The full profile can be found here, but here’s a sneak peek at only a small part of Korsfabulousness revealed in the article:

“His knack for catering to clients’ fantasies — and his mounting visibility — have combined to transform his once modest business into a fashion brand with more than $600 million in wholesale revenues and 60 stores.

As fall approaches, his image and imprint seem to be everywhere. The models in his new advertising campaign look icily confident wearing Mr. Kors’s cat spots and mink.
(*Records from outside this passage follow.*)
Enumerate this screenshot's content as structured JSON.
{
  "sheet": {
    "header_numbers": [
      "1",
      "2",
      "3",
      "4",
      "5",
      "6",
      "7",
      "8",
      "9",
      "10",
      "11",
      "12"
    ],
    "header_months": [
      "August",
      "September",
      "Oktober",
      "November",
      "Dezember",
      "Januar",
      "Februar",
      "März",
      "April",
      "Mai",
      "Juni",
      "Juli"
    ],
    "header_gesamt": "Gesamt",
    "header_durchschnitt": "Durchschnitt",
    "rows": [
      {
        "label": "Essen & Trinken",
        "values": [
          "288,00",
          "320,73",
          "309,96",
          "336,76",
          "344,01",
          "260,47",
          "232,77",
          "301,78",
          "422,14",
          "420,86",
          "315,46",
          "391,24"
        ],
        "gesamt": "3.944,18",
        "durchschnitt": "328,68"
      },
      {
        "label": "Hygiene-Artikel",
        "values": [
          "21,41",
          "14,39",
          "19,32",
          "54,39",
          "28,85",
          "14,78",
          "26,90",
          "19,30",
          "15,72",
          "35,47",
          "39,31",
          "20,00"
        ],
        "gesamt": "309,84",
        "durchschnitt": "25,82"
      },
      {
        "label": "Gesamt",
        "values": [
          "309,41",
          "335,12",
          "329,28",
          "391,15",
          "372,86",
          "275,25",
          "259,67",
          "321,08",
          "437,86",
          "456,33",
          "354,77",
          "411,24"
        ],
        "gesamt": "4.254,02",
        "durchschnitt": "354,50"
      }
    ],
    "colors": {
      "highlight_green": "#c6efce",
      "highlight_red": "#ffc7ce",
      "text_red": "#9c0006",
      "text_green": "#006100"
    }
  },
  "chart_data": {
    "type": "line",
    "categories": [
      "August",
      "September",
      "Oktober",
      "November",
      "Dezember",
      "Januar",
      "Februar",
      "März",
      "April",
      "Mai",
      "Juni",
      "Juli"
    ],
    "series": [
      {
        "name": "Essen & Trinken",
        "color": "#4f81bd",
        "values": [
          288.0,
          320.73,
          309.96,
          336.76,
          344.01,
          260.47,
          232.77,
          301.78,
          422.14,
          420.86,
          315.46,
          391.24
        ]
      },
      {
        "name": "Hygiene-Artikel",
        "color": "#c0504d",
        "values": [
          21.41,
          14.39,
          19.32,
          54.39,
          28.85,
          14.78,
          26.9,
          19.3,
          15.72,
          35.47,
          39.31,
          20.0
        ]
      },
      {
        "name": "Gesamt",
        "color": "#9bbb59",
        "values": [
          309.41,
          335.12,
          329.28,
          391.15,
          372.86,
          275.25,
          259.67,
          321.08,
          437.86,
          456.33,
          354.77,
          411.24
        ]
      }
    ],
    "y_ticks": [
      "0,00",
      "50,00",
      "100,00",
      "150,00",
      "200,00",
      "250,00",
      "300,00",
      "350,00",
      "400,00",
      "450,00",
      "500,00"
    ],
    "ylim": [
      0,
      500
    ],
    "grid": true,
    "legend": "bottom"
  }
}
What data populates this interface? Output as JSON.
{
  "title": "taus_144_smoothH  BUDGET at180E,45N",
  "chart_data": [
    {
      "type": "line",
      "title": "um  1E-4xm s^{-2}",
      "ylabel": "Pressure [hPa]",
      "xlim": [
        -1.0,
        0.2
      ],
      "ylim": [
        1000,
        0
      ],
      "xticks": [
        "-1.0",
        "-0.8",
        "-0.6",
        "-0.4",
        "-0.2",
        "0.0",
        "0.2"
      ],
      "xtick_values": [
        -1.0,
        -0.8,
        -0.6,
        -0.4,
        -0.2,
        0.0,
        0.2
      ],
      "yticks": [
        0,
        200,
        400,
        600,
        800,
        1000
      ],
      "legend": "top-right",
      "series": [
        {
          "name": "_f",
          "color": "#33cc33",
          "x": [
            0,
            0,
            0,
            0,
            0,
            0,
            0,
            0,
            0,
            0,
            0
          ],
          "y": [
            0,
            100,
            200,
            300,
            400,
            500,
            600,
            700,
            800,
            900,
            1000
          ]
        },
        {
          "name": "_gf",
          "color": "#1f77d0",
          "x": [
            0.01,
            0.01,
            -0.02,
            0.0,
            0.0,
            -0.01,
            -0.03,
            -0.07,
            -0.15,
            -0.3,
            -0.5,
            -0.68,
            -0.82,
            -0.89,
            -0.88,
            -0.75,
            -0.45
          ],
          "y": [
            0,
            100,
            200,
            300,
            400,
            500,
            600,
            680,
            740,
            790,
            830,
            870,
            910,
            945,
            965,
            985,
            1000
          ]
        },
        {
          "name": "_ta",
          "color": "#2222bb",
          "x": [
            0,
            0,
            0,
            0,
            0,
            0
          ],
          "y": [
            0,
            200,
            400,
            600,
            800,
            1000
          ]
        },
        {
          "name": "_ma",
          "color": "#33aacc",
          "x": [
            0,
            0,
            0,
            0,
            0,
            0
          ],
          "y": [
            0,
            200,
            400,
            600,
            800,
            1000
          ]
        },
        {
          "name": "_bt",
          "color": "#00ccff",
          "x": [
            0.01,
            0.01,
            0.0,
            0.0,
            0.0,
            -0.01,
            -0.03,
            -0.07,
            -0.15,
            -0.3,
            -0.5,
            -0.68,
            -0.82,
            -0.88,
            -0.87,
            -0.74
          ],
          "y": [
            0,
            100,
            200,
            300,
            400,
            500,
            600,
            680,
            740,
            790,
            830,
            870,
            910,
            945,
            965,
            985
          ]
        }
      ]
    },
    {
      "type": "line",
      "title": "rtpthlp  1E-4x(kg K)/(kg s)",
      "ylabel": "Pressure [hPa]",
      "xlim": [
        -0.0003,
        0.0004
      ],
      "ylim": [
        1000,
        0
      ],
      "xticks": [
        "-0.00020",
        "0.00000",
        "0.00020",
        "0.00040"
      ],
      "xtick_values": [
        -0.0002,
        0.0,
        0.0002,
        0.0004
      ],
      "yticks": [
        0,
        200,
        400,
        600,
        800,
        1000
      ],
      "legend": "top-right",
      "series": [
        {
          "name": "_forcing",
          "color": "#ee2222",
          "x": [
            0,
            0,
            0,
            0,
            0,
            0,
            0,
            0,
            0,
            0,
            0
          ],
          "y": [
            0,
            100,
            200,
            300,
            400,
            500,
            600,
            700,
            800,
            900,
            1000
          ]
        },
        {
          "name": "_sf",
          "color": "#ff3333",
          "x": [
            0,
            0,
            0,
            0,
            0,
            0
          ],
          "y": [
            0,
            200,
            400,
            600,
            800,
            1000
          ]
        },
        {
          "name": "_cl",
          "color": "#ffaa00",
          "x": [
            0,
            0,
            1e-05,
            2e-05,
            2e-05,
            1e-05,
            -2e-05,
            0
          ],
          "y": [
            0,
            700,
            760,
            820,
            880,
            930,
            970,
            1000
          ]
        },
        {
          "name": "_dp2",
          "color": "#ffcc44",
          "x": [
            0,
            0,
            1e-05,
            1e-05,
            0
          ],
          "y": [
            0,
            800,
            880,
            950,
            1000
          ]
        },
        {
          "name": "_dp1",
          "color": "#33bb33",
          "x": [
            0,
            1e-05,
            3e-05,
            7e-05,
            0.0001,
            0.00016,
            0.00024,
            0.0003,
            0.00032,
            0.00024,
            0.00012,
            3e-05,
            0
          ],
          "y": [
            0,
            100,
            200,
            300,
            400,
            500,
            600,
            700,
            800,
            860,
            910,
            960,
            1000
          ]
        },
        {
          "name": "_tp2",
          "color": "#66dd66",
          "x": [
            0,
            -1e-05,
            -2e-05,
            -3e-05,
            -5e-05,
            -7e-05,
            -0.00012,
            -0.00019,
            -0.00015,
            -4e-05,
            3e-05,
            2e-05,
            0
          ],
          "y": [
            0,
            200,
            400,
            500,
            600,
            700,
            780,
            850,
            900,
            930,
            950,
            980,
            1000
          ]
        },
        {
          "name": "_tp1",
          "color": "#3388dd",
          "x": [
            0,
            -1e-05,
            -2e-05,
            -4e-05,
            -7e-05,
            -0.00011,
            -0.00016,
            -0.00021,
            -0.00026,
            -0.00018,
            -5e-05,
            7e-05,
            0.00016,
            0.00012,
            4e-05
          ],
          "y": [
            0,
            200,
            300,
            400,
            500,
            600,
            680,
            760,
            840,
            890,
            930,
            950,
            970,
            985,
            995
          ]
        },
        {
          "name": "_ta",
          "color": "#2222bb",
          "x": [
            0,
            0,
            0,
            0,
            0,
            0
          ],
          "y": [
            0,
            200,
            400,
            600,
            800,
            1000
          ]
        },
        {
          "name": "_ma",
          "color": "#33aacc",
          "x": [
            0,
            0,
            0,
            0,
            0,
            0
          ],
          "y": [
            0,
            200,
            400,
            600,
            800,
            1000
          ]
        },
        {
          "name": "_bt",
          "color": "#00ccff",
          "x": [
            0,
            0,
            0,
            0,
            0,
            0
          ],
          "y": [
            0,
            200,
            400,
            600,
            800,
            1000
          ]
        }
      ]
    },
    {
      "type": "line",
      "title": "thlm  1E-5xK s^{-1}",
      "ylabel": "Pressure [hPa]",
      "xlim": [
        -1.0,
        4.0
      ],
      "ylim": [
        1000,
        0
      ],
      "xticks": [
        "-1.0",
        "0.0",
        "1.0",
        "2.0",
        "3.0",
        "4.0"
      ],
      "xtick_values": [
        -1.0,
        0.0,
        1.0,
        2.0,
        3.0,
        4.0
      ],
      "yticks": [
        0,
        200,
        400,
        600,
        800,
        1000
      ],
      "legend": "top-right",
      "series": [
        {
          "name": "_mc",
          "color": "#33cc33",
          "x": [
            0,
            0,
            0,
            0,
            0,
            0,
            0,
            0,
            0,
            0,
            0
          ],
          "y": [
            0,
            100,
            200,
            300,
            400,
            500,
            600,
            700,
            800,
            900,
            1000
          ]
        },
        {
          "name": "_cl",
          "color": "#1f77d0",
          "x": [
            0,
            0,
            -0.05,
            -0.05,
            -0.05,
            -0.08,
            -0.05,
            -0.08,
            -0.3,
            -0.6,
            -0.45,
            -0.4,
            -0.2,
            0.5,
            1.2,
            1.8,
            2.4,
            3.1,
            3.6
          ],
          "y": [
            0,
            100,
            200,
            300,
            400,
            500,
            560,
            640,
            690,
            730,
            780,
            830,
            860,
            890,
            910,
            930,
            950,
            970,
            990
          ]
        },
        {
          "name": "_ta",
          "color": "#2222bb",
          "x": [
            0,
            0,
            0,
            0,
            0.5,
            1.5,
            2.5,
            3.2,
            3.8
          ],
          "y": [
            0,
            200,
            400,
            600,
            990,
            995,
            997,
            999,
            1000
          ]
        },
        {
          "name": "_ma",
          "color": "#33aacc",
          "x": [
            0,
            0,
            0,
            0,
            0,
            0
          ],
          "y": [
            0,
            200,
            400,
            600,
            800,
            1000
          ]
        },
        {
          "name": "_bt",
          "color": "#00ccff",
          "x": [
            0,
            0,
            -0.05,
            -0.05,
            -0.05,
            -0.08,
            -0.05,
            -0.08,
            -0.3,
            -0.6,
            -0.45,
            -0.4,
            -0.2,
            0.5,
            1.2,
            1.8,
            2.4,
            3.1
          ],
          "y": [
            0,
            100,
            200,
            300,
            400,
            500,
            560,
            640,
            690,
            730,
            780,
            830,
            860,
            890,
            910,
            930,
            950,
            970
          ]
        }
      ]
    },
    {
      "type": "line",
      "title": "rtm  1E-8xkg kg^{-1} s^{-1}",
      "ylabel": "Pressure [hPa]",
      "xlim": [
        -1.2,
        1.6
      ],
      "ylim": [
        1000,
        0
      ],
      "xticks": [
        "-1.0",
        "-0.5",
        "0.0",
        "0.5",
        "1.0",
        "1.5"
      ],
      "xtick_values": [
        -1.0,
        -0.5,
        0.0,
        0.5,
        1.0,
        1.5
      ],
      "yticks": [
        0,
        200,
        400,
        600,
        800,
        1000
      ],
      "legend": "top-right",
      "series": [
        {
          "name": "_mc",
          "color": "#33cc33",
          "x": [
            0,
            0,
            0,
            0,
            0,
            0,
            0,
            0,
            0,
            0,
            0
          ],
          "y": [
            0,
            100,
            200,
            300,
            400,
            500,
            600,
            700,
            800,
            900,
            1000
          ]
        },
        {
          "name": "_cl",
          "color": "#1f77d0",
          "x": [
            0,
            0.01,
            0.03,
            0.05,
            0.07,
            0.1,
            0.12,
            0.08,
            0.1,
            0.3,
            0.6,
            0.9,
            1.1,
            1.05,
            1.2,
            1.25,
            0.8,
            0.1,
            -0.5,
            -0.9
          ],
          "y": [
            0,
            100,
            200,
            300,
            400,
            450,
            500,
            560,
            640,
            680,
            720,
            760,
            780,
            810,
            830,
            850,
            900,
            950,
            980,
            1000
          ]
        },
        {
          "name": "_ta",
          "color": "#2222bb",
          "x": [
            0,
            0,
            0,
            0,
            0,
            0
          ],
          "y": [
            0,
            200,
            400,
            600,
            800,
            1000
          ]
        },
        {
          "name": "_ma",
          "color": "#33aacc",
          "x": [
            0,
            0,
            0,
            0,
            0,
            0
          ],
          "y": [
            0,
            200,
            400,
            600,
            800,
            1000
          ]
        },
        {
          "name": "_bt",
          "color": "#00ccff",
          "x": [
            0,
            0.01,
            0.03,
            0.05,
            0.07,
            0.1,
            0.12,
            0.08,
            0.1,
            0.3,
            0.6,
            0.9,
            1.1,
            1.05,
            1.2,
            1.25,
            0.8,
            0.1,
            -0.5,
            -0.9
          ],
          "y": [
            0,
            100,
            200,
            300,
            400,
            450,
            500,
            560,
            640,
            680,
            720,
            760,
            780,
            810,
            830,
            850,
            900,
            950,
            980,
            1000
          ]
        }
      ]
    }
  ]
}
His spring 2009 collection, inspired by ’50s Portofino and ’60s Malibu, will be unveiled in its usual Wednesday morning slot during New York Fashion Week next month, on Sept. 10. Later in the month, he will make a cameo appearance as himself in “Gossip Girl,” playing to the children and grandchildren of the women who discovered his sporty brand of glamour in the early 1980s.

A source close to the Kors company said that the designer’s “Project Runway” fame has translated into 5 percent of the company’s gross. “No question it helps that Michael is a media star,” said John Idol, the chief executive of the Kors company, declining to confirm an exact figure attributable to the show. “Project Runway has had a major positive effect on our business.”

Once chiefly a clothing brand, the line now includes handbags, shoes and other accessories (accounting for 85 percent of sales). In addition to the top-tier designer collection, priced from about $700 for a sweater to around $3,000 for a cocktail dress, there are two lower-priced women’s lines, Michael Michael Kors and Kors Michael Kors (shoes and coats), and a men’s wear label.

The lines, sold in department stores including Nordstrom, Lord & Taylor and Neiman Marcus, are also found at 31 free-standing Michael Kors “lifestyle” shops. An additional 70 of those stores, which sell both his high-end and secondary lines, are planned over the next three years.. Next year the company plans to increase its advertising budget by 15 to 20 percent.”